First, preheat your oven to 400°F (200°C). A hot oven is essential for achieving that crispy texture we crave. Lightly spray a baking sheet with cooking oil spray and set it aside.
Next, peel the russet potatoes and cut them into 1-inch cubes. The size is important for even cooking. Place the cubed potatoes in a bowl with cold water for an hour to remove excess starch, which helps them become crispy.
After one hour, discard the water and replace it with fresh, cold water. Let them soak for another hour. This step is crucial for producing crispy potatoes.
Once soaking is complete, drain the potatoes and discard the liquid. Spread them out on a kitchen towel and gently pat them dry with another kitchen towel. This helps to remove any excess moisture.
In a large mixing bowl, add the dried potatoes. Drizzle with olive oil and season with sea salt, freshly ground black pepper, smoked paprika, dried parsley, and minced garlic.

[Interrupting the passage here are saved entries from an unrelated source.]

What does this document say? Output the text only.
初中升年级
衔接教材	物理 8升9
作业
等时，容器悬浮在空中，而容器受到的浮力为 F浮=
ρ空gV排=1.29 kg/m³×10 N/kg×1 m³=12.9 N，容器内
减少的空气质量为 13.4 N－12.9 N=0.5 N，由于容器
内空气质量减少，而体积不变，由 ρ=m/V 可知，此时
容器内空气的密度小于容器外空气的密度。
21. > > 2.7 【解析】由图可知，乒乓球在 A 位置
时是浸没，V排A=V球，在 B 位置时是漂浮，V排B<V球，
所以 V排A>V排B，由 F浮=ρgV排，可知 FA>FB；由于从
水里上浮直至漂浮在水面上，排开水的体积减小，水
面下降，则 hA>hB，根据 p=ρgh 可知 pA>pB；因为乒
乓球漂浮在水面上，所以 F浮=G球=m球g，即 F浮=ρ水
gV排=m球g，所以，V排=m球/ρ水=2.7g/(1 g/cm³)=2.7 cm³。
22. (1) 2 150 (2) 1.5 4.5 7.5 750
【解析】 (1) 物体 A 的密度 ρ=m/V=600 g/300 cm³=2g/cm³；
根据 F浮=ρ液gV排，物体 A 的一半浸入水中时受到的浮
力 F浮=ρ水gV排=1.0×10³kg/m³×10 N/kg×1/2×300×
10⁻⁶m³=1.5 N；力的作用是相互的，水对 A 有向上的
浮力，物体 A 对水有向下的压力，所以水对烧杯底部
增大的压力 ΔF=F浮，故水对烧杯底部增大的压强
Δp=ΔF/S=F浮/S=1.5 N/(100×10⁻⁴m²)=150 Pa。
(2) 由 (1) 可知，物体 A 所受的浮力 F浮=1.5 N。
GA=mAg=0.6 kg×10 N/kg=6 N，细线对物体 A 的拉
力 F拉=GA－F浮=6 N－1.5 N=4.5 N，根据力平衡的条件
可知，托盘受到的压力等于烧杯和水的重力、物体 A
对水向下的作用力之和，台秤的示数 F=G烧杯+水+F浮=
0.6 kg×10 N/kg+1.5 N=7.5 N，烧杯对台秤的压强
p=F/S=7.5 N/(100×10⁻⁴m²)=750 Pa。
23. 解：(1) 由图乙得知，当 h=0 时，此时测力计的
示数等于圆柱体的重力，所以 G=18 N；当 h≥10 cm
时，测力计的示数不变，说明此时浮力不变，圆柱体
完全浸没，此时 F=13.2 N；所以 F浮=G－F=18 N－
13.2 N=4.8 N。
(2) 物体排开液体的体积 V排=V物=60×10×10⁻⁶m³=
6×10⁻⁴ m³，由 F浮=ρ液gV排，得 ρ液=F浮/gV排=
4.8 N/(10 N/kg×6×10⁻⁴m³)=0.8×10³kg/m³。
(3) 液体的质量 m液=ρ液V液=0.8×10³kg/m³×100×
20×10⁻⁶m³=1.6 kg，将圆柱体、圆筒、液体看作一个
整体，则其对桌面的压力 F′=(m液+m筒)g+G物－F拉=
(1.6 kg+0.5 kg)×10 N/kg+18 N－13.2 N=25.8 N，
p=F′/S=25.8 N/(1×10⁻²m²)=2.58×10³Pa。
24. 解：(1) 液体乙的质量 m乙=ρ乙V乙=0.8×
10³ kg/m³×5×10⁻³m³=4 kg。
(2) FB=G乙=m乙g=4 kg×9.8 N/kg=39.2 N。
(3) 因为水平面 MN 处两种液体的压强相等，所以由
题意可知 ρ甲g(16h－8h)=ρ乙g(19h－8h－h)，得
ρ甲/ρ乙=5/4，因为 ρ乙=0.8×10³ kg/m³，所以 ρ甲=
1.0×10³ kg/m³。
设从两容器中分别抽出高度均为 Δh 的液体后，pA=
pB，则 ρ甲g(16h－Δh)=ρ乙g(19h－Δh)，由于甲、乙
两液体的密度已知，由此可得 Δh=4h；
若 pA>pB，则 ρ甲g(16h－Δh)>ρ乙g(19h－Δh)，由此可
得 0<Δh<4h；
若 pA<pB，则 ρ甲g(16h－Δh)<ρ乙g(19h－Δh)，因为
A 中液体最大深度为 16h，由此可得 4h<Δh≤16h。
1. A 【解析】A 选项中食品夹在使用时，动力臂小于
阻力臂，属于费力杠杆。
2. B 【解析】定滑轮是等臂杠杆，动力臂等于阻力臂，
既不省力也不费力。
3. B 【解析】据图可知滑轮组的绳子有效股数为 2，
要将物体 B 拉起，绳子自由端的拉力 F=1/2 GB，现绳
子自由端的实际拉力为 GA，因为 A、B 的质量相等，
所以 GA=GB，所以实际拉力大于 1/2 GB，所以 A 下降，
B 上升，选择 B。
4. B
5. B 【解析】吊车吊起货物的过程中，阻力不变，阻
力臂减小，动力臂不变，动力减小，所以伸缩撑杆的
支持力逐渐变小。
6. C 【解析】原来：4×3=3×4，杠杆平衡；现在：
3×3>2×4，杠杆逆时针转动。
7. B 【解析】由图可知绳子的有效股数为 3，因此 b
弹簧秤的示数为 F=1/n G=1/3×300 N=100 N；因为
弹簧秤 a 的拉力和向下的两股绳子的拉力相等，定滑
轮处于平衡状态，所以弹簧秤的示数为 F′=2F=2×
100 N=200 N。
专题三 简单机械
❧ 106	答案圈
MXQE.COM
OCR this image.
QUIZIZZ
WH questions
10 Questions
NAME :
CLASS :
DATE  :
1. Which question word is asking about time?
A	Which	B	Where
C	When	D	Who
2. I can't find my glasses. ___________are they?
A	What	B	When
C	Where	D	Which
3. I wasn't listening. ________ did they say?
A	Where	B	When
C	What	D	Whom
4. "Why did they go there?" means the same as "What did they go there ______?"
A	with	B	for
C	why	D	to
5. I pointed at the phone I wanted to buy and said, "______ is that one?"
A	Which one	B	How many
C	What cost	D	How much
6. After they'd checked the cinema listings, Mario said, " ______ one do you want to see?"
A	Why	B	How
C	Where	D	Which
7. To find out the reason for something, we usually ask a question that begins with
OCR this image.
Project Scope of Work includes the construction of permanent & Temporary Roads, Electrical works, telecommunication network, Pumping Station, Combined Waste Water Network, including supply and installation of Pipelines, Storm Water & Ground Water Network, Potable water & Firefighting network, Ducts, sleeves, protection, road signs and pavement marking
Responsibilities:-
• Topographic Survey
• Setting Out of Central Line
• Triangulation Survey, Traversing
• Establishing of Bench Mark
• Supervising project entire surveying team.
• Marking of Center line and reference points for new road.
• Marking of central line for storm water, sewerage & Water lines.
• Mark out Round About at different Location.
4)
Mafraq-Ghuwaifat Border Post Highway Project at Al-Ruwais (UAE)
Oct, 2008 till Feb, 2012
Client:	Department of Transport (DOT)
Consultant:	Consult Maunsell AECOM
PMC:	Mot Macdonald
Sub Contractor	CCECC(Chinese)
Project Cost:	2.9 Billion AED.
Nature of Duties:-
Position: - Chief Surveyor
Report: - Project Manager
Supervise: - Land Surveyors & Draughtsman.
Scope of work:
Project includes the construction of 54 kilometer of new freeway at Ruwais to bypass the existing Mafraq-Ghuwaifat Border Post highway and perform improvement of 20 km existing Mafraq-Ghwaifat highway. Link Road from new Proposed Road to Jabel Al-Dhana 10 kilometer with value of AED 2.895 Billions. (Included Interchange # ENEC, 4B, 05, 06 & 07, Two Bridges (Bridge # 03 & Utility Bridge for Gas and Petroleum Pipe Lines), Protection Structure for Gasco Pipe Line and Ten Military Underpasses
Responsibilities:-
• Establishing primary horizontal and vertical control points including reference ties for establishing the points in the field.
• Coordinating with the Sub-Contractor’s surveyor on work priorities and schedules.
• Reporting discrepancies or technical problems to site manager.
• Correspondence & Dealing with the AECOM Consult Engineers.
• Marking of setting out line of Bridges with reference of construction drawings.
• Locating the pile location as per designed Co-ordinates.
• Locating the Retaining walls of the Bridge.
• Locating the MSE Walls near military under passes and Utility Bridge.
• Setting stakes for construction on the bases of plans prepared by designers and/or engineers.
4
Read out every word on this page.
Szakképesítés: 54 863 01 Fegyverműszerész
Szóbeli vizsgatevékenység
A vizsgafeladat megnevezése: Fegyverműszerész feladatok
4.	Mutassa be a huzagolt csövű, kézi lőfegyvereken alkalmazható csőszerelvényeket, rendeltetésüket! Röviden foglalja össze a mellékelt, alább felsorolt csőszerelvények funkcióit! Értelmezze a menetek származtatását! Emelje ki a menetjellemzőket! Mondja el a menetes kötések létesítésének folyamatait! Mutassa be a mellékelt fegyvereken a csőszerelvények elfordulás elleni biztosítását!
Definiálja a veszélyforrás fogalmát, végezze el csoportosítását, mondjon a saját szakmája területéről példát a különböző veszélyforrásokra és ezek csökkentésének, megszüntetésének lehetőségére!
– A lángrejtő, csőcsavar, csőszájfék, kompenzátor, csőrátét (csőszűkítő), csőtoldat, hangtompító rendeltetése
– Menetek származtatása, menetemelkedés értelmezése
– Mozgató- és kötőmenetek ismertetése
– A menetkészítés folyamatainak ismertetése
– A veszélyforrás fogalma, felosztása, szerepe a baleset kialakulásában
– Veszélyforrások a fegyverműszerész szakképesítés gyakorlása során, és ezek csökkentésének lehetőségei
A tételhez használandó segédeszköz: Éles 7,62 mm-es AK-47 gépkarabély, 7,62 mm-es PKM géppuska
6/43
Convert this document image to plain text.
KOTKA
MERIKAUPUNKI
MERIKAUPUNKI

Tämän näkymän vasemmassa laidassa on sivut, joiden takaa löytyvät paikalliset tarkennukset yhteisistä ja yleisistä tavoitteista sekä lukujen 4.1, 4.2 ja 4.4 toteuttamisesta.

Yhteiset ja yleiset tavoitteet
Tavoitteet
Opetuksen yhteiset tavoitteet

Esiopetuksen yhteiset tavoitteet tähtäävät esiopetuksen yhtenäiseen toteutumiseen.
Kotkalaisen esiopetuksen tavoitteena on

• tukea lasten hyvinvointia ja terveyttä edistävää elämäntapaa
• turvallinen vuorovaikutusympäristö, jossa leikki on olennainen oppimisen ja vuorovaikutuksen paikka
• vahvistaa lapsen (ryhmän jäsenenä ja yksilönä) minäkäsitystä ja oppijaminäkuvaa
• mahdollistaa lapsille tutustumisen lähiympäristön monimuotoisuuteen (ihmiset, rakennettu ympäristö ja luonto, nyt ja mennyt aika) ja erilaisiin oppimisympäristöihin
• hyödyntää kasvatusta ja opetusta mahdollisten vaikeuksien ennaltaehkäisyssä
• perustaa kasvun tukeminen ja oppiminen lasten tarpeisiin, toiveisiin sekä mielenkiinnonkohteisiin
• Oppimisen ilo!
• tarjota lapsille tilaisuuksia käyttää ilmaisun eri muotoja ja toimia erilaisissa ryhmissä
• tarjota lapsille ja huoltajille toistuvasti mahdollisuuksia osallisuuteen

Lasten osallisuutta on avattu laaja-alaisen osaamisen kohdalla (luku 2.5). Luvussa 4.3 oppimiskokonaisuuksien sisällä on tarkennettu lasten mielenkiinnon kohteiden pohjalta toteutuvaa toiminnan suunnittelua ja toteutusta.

Toss everything together until the potatoes are evenly coated.
Arrange the potatoes on the prepared baking tray in a single layer, ensuring enough space between each piece. Crowding the pan can lead to steaming rather than roasting.
Roast in the oven for 45 to 60 minutes. Flip the potatoes occasionally to promote even browning. You’ll know they’re done when they’re crispy and golden brown.
Once out of the oven, taste the potatoes and season with a little extra sea salt and freshly ground black pepper to your liking. Sprinkle with fresh chopped parsley and grated parmesan cheese if desired.
Serve immediately and watch everyone enjoy these delightful bites!